Among the relics enshrined here was the holy crown of thorns. The king sent two Dominican friars, James and Andrew, to Constantinople for it. When it approached Paris, St. Louis, Queen Blanche his mother, with a great many of the court, went out beyond Sens to meet it. Entering Paris, the king and his brother Robert, clad in woollen and with feet bare, bore the shrine on their shoulders to the church. The bishops and clergy followed with bare feet. The streets through which they passed were sumptuously adorned. In 1793, the holy crown was transferred to the Hotel des Monnaies, where it was taken from its reliquary and given with other relics to the commission of arts under the care of Secretary Oudry, from whom the Abbé Barthélemi obtained it in 1794. He was one of the conservateurs of the antique medals in the Bibliothèque Nationale, where the sacred relic remained till 1804, when the Cardinal de Belloy, Archbishop of Paris, reclaimed the relics from the ministre des cultes. Every proper means was taken to identify them, which being satisfactorily done, the holy crown was transported with great pomp to Notre Dame, August 10, 1806.
A portion of the holy cross, once in the Sainte Chapelle, was saved in 1793 by M. Jean Bonvoisin, a member of the commission des arts and a painter. He gave it to his mother, who preserved it with veneration during the revolution and restored it to the chapter of Paris, in 1804, after M. Bonvoisin and his mother had sworn to the truth of these facts in order to authenticate the relic.

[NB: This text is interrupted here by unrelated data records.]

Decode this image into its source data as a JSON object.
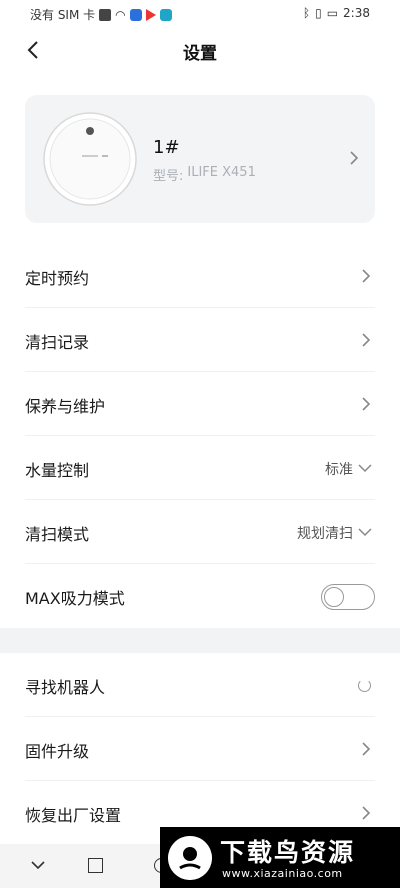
{
  "status_bar": {
    "carrier": "没有 SIM 卡",
    "time": "2:38",
    "left_icons": [
      "notification-icon",
      "wifi-icon",
      "app-icon-blue",
      "play-icon",
      "app-icon-teal"
    ],
    "right_icons": [
      "bluetooth-icon",
      "vibrate-icon",
      "battery-icon"
    ]
  },
  "header": {
    "title": "设置",
    "back_icon": "chevron-left-icon"
  },
  "device": {
    "name": "1#",
    "model_label": "型号:",
    "model_value": "ILIFE X451"
  },
  "settings": {
    "schedule": "定时预约",
    "history": "清扫记录",
    "maintenance": "保养与维护",
    "water_control": {
      "label": "水量控制",
      "value": "标准"
    },
    "clean_mode": {
      "label": "清扫模式",
      "value": "规划清扫"
    },
    "max_suction": {
      "label": "MAX吸力模式",
      "enabled": false
    }
  },
  "settings2": {
    "find_robot": "寻找机器人",
    "firmware": "固件升级",
    "factory_reset": "恢复出厂设置"
  },
  "watermark": {
    "title": "下载鸟资源",
    "url": "www.xiazainiao.com"
  },
  "colors": {
    "card_bg": "#f3f4f6",
    "divider_bg": "#f2f3f5",
    "text": "#1a1a1a",
    "muted": "#aab0b6"
  }
}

It was then allowed to be exposed in the reliquary of crystal in which we see it.
There were at Paris other portions of the holy and true cross on which our Saviour was crucified. One was the Vraie Croix d'Anseau, so called because it was sent in 1109 to the archbishop and chapter of Paris by Anselle or Anseau, grand-chantre of the church of the Holy Sepulchre at Jerusalem, who had obtained it from the superior of the Georgian nuns in that city, the widow of David, king of Georgia. In 1793, M. Guyot de St. Hélène obtained permission to keep the cross of Anseau. He divided it with Abbé Duflost, guardian of the four crosses made of the part he kept, of which three only have been restored to Notre Dame. M. Guyot took the precaution to have them authenticated, and they were restored to the veneration of the faithful in 1803.

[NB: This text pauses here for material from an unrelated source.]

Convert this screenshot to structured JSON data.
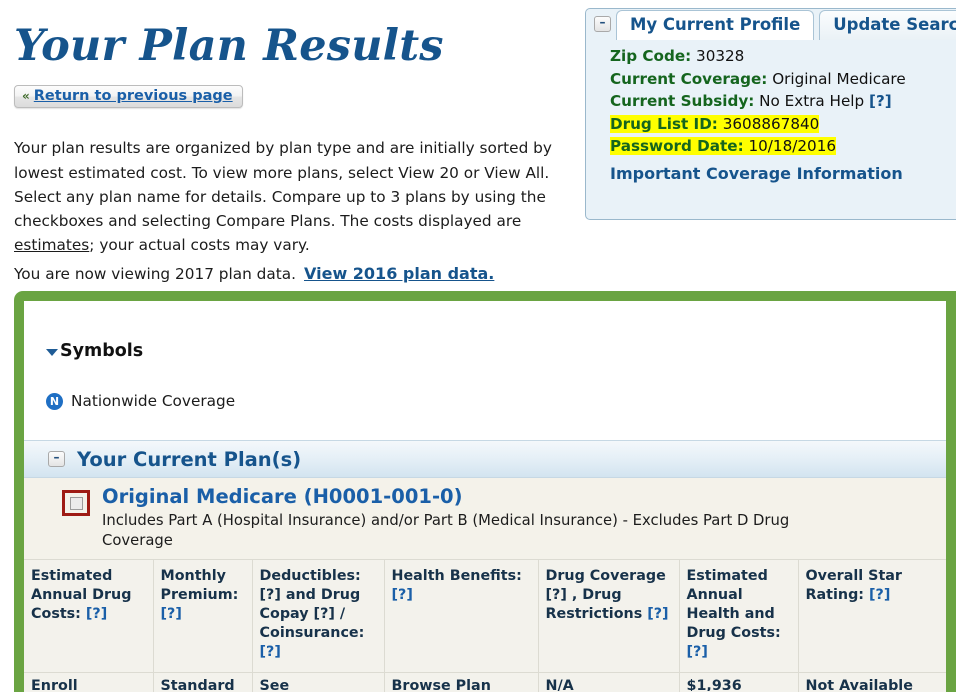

Another portion of the true cross was called the Palatine cross, because it belonged to Anna Gonzaga of Cleves, a Palatine princess, who left it by her will to the Abbey of St. Germain des Près, attesting that she had seen it in the flames without being burnt. This relic was enclosed in a cross of precious stones, double, like the cross of Jerusalem. This cross had belonged to Manuel Comnenus, Emperor of Constantinople, who presented it to a prince of Poland. It is eight inches high, without measuring the foot of vermeil of about the same height, ornamented with precious stones. It has two cross-pieces, like the crosses of Jerusalem, which are filled with the wood of the true cross. It is bordered with diamonds and amethysts. The Palatine princess received it from John Casimir, King of Poland, who took it with him when he retired to France. It was preserved by a curé in 1793, and restored, in 1828, to Notre Dame.
There are two portions of the holy nails at Notre Dame de Paris—one formerly at the abbey of St. Denis, and the other at St. Germain des Près. The first was brought by Charles the Bald from Aix-la-Chapelle, it having been given Charlemagne by the Patriarch of Jerusalem.
In 1793, M. Le Lièvre, a member of the Institute, begged permission to take it from the commission des arts to examine and analyze it as a specimen of mineralogy. He thus saved it from profanation, and restored it to the Archbishop of Paris in 1824.
The second portion was given to St. Germain des Près by the Princess Palatine, who had received it from John Casimir of Poland.
There are many curious old legends respecting the wood of the cross. Sir John Mandeville says it was made of the same tree Eve plucked the apple from. When Adam was sick, he told Seth to go to the angel that guarded paradise, to send him some oil of mercy to anoint his limbs with. Seth went, but the angel would not admit him, or give him the oil of mercy. He gave him, however, three leaves from the fatal tree, to be put under Adam's tongue as soon as he was dead. From these sprang the tree of which the cross was made.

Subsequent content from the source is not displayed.